If an Event of Default shall occur hereunder, unless another remedy is expressly provided for herein, the entire unpaid principal balance and all accrued interest under this Note shall become immediately due and payable together with (to the extent permitted under applicable law) any and all costs and attorneys fees incurred by Lender in collecting or enforcing the payment.

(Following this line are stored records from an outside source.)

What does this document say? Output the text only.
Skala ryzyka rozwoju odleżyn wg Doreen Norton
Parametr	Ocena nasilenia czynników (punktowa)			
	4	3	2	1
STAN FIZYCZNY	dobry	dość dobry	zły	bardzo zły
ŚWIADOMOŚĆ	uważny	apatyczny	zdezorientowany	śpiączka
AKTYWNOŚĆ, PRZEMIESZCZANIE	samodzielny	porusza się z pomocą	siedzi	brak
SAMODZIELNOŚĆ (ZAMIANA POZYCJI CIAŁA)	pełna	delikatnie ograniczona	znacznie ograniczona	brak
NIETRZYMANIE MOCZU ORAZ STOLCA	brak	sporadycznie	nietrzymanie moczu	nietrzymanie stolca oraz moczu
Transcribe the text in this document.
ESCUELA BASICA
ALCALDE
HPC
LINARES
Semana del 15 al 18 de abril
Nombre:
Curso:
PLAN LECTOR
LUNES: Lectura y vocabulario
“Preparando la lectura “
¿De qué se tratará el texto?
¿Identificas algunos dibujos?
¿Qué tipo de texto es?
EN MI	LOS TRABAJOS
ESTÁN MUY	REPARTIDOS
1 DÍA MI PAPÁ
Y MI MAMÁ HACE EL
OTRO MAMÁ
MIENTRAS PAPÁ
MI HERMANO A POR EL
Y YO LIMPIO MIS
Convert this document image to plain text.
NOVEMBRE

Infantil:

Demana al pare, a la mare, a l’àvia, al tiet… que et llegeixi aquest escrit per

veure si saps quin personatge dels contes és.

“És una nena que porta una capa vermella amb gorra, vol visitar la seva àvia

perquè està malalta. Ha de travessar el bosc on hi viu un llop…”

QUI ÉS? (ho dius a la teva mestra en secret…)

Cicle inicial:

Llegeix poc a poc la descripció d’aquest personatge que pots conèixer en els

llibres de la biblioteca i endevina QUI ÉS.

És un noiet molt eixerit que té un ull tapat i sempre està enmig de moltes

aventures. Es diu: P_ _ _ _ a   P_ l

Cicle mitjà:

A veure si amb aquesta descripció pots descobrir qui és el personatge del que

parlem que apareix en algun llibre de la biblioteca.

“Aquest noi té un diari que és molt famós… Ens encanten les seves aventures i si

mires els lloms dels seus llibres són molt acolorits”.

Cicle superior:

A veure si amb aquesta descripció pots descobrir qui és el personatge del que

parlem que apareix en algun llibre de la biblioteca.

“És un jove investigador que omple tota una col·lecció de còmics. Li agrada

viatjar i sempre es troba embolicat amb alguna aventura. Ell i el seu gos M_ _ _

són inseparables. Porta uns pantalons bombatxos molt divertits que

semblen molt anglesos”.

If a Shell Merger has not been completed within one year of the date of this Note, then, at anytime thereafter, unless all principal and interest outstanding on this Note shall have previously been paid, upon written notice from Lender to Borrower, upon written notice to the escrow agent under the Escrow Agreement, Borrower immediately shall reissue to Lender the fourteen million (14,000,000) shares (the “Kazanchyan Shares”) of Common Stock then held in escrow in exchange for the cancellation of this Note, and Borrower shall receive from the escrow agent and redeem, for a nominal purchase price equal to the par value thereof, fourteen million (14,000,000) shares of Common Stock owned by Appian International, LLC. Such Kazanchyan Shares shall represent all then outstanding shares of capital stock of the Borrower, on a fully diluted basis. The parties shall take such action and effect such filings as may be necessary, at the expense of Borrower, applicable securities laws to ensure that the actions described herein are in compliance therewith. Borrower’s failure to take any action described herein shall be deemed an Event of Default hereunder.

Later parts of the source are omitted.